At her graduation, not a single teacher smiled anymore. They all stood grim and stoic in a row as the trainees collected their badge. The teachers were strict, as if they did their best to keep the soldiers in the camp. They often spoke of their previous students and then looked out of the windows towards the memorial. They carried each lost live as a weight on their shoulders. Her trainers at the military training camp would now have one more student they had outlived. One more student to remember during class. One more tile to pause in front of.

In the end, the fallen soldiers would be nothing more than memories. They might be remembered for years to come, or just mere minutes. Strangers wouldn't even recall her face. If Kyra's face ended up in one of their nightmares they might not even realize it. She would be nothing more than a memory they wished to forget.

Those who loved her would never be able to forget her, she hoped. Her father would definitely come and visit the monument every year.
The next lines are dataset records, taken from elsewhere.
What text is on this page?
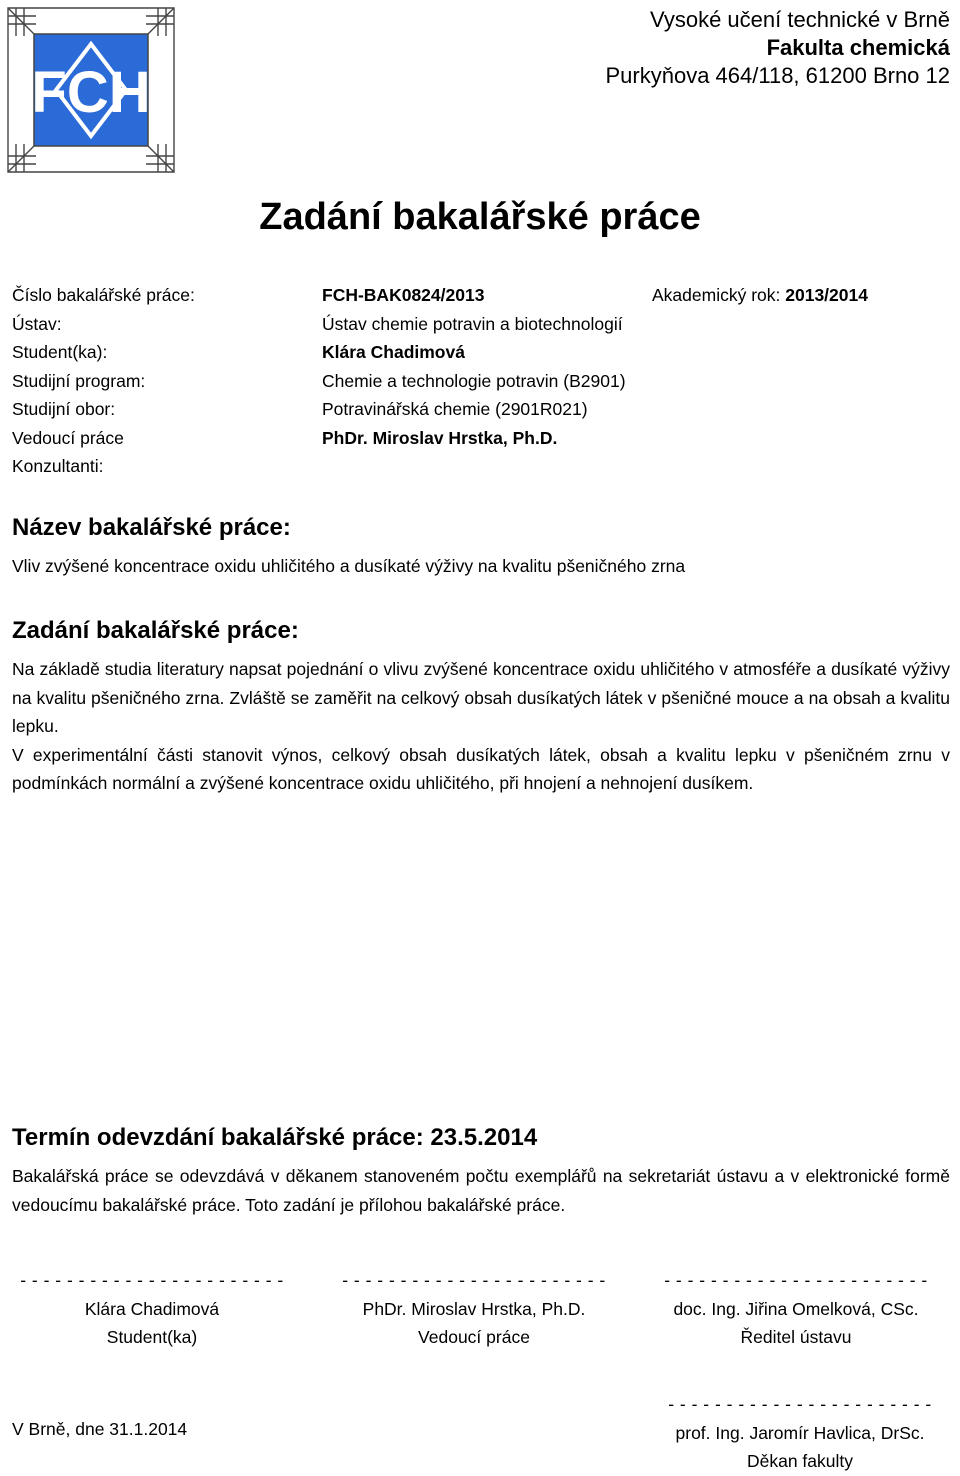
FCH
Vysoké učení technické v Brně
Fakulta chemická
Purkyňova 464/118, 61200 Brno 12
Zadání bakalářské práce
Číslo bakalářské práce:	FCH-BAK0824/2013	Akademický rok: 2013/2014
Ústav:	Ústav chemie potravin a biotechnologií
Student(ka):	Klára Chadimová
Studijní program:	Chemie a technologie potravin (B2901)
Studijní obor:	Potravinářská chemie (2901R021)
Vedoucí práce	PhDr. Miroslav Hrstka, Ph.D.
Konzultanti:
Název bakalářské práce:

Vliv zvýšené koncentrace oxidu uhličitého a dusíkaté výživy na kvalitu pšeničného zrna

Zadání bakalářské práce:

Na základě studia literatury napsat pojednání o vlivu zvýšené koncentrace oxidu uhličitého v atmosféře a dusíkaté výživy na kvalitu pšeničného zrna. Zvláště se zaměřit na celkový obsah dusíkatých látek v pšeničné mouce a na obsah a kvalitu lepku.

V experimentální části stanovit výnos, celkový obsah dusíkatých látek, obsah a kvalitu lepku v pšeničném zrnu v podmínkách normální a zvýšené koncentrace oxidu uhličitého, při hnojení a nehnojení dusíkem.

Termín odevzdání bakalářské práce: 23.5.2014

Bakalářská práce se odevzdává v děkanem stanoveném počtu exemplářů na sekretariát ústavu a v elektronické formě vedoucímu bakalářské práce. Toto zadání je přílohou bakalářské práce.

- - - - - - - - - - - - - - - - - - - - - - -
Klára Chadimová
Student(ka)
- - - - - - - - - - - - - - - - - - - - - - -
PhDr. Miroslav Hrstka, Ph.D.
Vedoucí práce
- - - - - - - - - - - - - - - - - - - - - - -
doc. Ing. Jiřina Omelková, CSc.
Ředitel ústavu
V Brně, dne 31.1.2014
- - - - - - - - - - - - - - - - - - - - - - -
prof. Ing. Jaromír Havlica, DrSc.
Děkan fakulty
He would rub the indents and press his forehead against the cool surface. He would shed tears until he ran out of them and his green eyes would be red rimmed. His frizzy hair would change its color, revealing the many years he had lived. The lines around his eyes would become deeper and permanent. His skin would dry out, because without Kyra to remind him, he would forget to hydrate.

Their pet dragon- Po- would be confused at first, but then understand and change the colors of her scales to match Kyra's skin, as was the custom for dragons. Po would fly around the house only to fall asleep in Kyra's bed. She would keep her father alive in the upcoming years.
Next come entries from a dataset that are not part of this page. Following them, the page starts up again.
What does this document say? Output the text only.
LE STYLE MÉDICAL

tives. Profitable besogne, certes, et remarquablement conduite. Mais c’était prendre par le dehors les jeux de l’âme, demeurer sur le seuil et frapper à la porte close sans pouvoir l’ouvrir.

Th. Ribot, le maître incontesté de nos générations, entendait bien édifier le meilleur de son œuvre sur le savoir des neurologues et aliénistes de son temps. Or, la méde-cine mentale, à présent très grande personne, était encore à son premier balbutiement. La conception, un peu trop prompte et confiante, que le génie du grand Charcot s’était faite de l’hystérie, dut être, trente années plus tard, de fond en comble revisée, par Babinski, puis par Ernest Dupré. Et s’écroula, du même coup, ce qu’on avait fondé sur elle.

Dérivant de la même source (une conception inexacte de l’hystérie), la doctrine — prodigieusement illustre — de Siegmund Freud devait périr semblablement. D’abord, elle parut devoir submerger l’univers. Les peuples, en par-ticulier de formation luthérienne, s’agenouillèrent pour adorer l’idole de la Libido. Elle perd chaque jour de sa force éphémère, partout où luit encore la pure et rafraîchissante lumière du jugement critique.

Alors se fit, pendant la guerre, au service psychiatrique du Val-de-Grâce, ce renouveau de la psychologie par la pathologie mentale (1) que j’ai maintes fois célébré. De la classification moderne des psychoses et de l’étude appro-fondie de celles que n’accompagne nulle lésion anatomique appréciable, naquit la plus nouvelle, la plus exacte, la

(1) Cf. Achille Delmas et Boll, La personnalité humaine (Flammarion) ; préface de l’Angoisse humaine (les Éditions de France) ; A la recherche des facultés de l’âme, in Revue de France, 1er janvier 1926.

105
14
Maybe they would find a picture of her, snuggling with Po on their couch. Young and innocent, dreaming of a world so far from this one. That young Kyra would never imagine destruction like this. She would never think of herself injured in a way that went beyond physical pain. The Kyra of now would die in a battle that was never hers, a battle she never understood.

Perhaps she'd get a picture in a museum or her school. Maybe the students and visitors would understand what she had died for. It could have been politics. Something higher than the terrorist attack. It could've been a decision of the High Council, a group shrouded in shadows who ruled the rulers of galaxy. Officially they didn't exist and were nothing more than a conspiracy. Unofficially they controlled everything and were responsible for many unexplained deaths. Kyra hoped the reason wasn't because of them. They were cowards who hid behind governments and let them do the dirty work. 
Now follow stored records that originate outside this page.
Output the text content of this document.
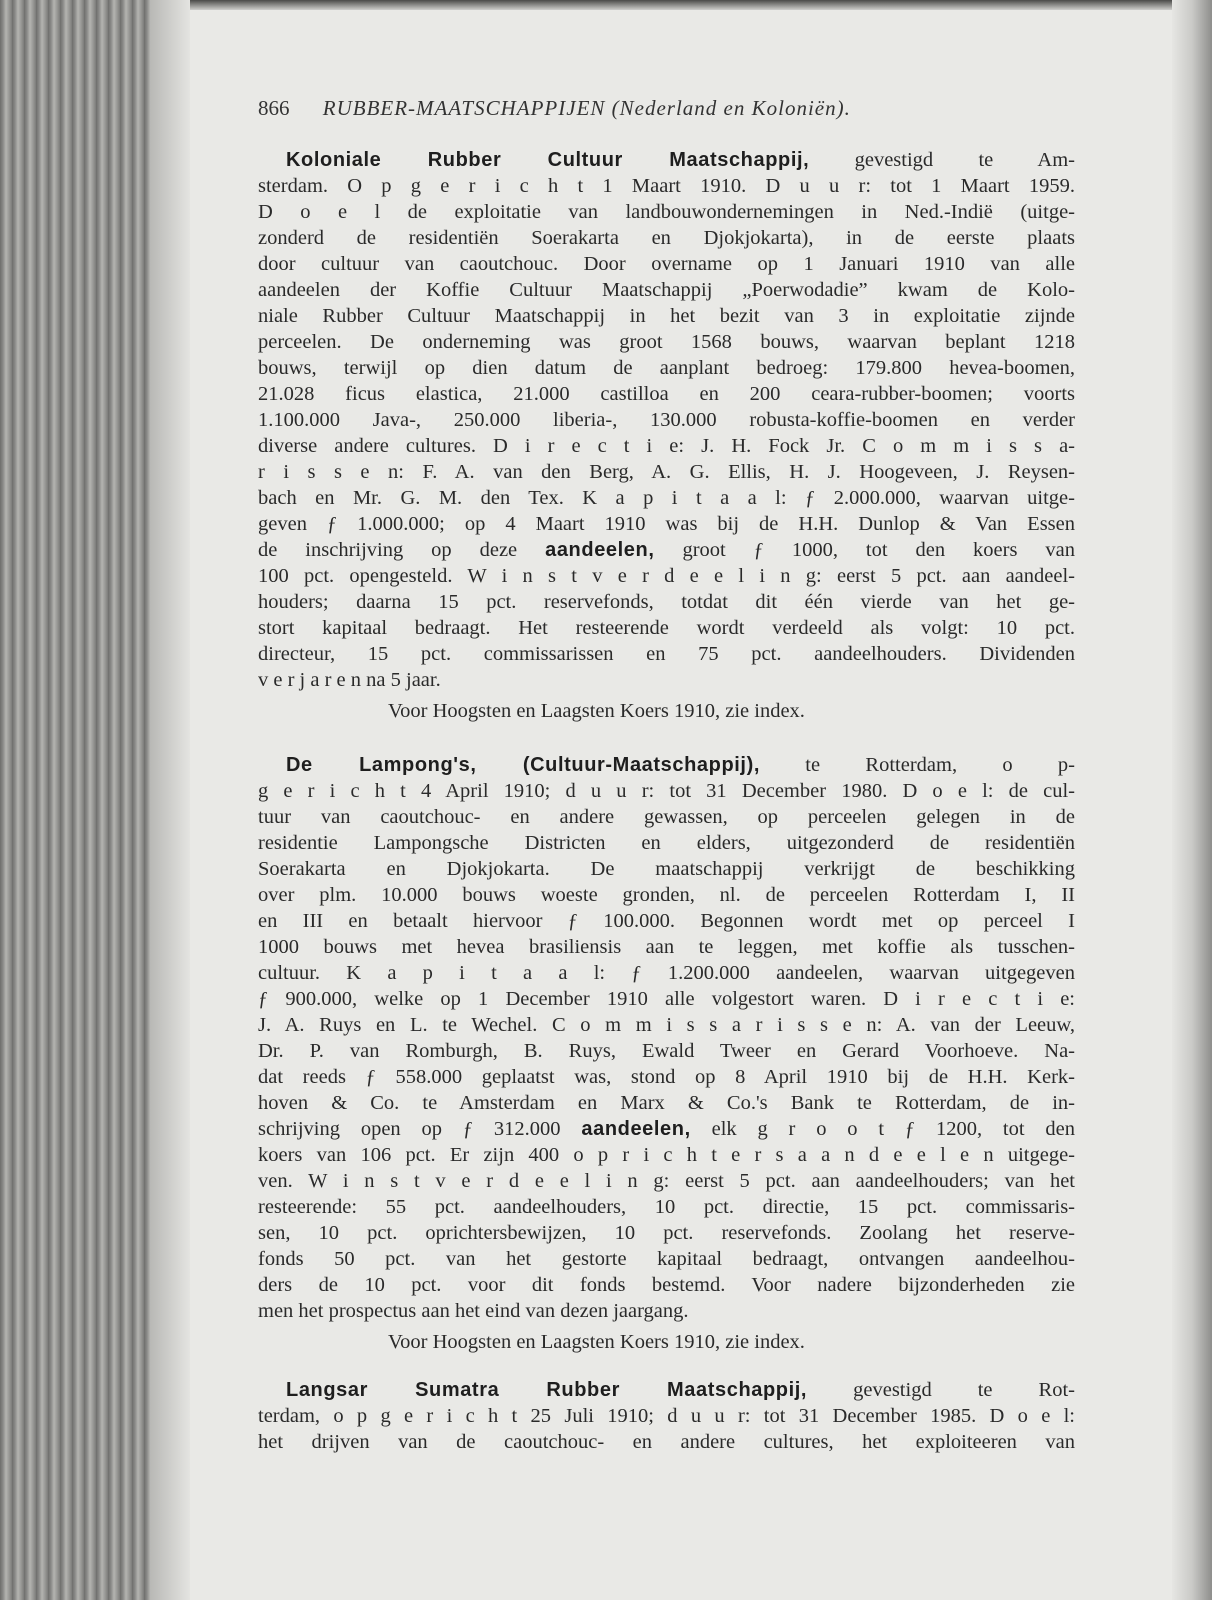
866 RUBBER-MAATSCHAPPIJEN (Nederland en Koloniën).
Koloniale Rubber Cultuur Maatschappij, gevestigd te Am-
sterdam. O p g e r i c h t 1 Maart 1910. D u u r: tot 1 Maart 1959.
D o e l de exploitatie van landbouwondernemingen in Ned.-Indië (uitge-
zonderd de residentiën Soerakarta en Djokjokarta), in de eerste plaats
door cultuur van caoutchouc. Door overname op 1 Januari 1910 van alle
aandeelen der Koffie Cultuur Maatschappij „Poerwodadie” kwam de Kolo-
niale Rubber Cultuur Maatschappij in het bezit van 3 in exploitatie zijnde
perceelen. De onderneming was groot 1568 bouws, waarvan beplant 1218
bouws, terwijl op dien datum de aanplant bedroeg: 179.800 hevea-boomen,
21.028 ficus elastica, 21.000 castilloa en 200 ceara-rubber-boomen; voorts
1.100.000 Java-, 250.000 liberia-, 130.000 robusta-koffie-boomen en verder
diverse andere cultures. D i r e c t i e: J. H. Fock Jr. C o m m i s s a-
r i s s e n: F. A. van den Berg, A. G. Ellis, H. J. Hoogeveen, J. Reysen-
bach en Mr. G. M. den Tex. K a p i t a a l: ƒ 2.000.000, waarvan uitge-
geven ƒ 1.000.000; op 4 Maart 1910 was bij de H.H. Dunlop & Van Essen
de inschrijving op deze aandeelen, groot ƒ 1000, tot den koers van
100 pct. opengesteld. W i n s t v e r d e e l i n g: eerst 5 pct. aan aandeel-
houders; daarna 15 pct. reservefonds, totdat dit één vierde van het ge-
stort kapitaal bedraagt. Het resteerende wordt verdeeld als volgt: 10 pct.
directeur, 15 pct. commissarissen en 75 pct. aandeelhouders. Dividenden
v e r j a r e n na 5 jaar.
Voor Hoogsten en Laagsten Koers 1910, zie index.
De Lampong's, (Cultuur-Maatschappij), te Rotterdam, o p-
g e r i c h t 4 April 1910; d u u r: tot 31 December 1980. D o e l: de cul-
tuur van caoutchouc- en andere gewassen, op perceelen gelegen in de
residentie Lampongsche Districten en elders, uitgezonderd de residentiën
Soerakarta en Djokjokarta. De maatschappij verkrijgt de beschikking
over plm. 10.000 bouws woeste gronden, nl. de perceelen Rotterdam I, II
en III en betaalt hiervoor ƒ 100.000. Begonnen wordt met op perceel I
1000 bouws met hevea brasiliensis aan te leggen, met koffie als tusschen-
cultuur. K a p i t a a l: ƒ 1.200.000 aandeelen, waarvan uitgegeven
ƒ 900.000, welke op 1 December 1910 alle volgestort waren. D i r e c t i e:
J. A. Ruys en L. te Wechel. C o m m i s s a r i s s e n: A. van der Leeuw,
Dr. P. van Romburgh, B. Ruys, Ewald Tweer en Gerard Voorhoeve. Na-
dat reeds ƒ 558.000 geplaatst was, stond op 8 April 1910 bij de H.H. Kerk-
hoven & Co. te Amsterdam en Marx & Co.'s Bank te Rotterdam, de in-
schrijving open op ƒ 312.000 aandeelen, elk g r o o t ƒ 1200, tot den
koers van 106 pct. Er zijn 400 o p r i c h t e r s a a n d e e l e n uitgege-
ven. W i n s t v e r d e e l i n g: eerst 5 pct. aan aandeelhouders; van het
resteerende: 55 pct. aandeelhouders, 10 pct. directie, 15 pct. commissaris-
sen, 10 pct. oprichtersbewijzen, 10 pct. reservefonds. Zoolang het reserve-
fonds 50 pct. van het gestorte kapitaal bedraagt, ontvangen aandeelhou-
ders de 10 pct. voor dit fonds bestemd. Voor nadere bijzonderheden zie
men het prospectus aan het eind van dezen jaargang.
Voor Hoogsten en Laagsten Koers 1910, zie index.
Langsar Sumatra Rubber Maatschappij, gevestigd te Rot-
terdam, o p g e r i c h t 25 Juli 1910; d u u r: tot 31 December 1985. D o e l:
het drijven van de caoutchouc- en andere cultures, het exploiteeren van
She'd rather blame her own foolishness even if she might not get a name on a plate. Only the brave and smart were honored and buried on Leonidas. The idiots were hidden in statistics, their bodies anonymously transported back. Her body, if there was one left, would be brought to her home among imported goods. It would probably be buried in the ocean, wrapped in the cloth that was once wrapped around her when she was just born. A quiet place where her body would slowly become part of the bright coral reef. Her father wasn't able to swim there though, Baldor needed the ground at all times. He might be able to see her from the surface.

Kyra wanted to at least get a medal from the Royal Family, welded to her gravestone. A mention in the local, maybe national or even international news. A grave in the Garden of the Soldiers, in the ocean's darkest point, guarded by the serpent. The garden belonged to the temple of the Healer, a God who tended to fallen warriors and kept them there until it was time to return to the living.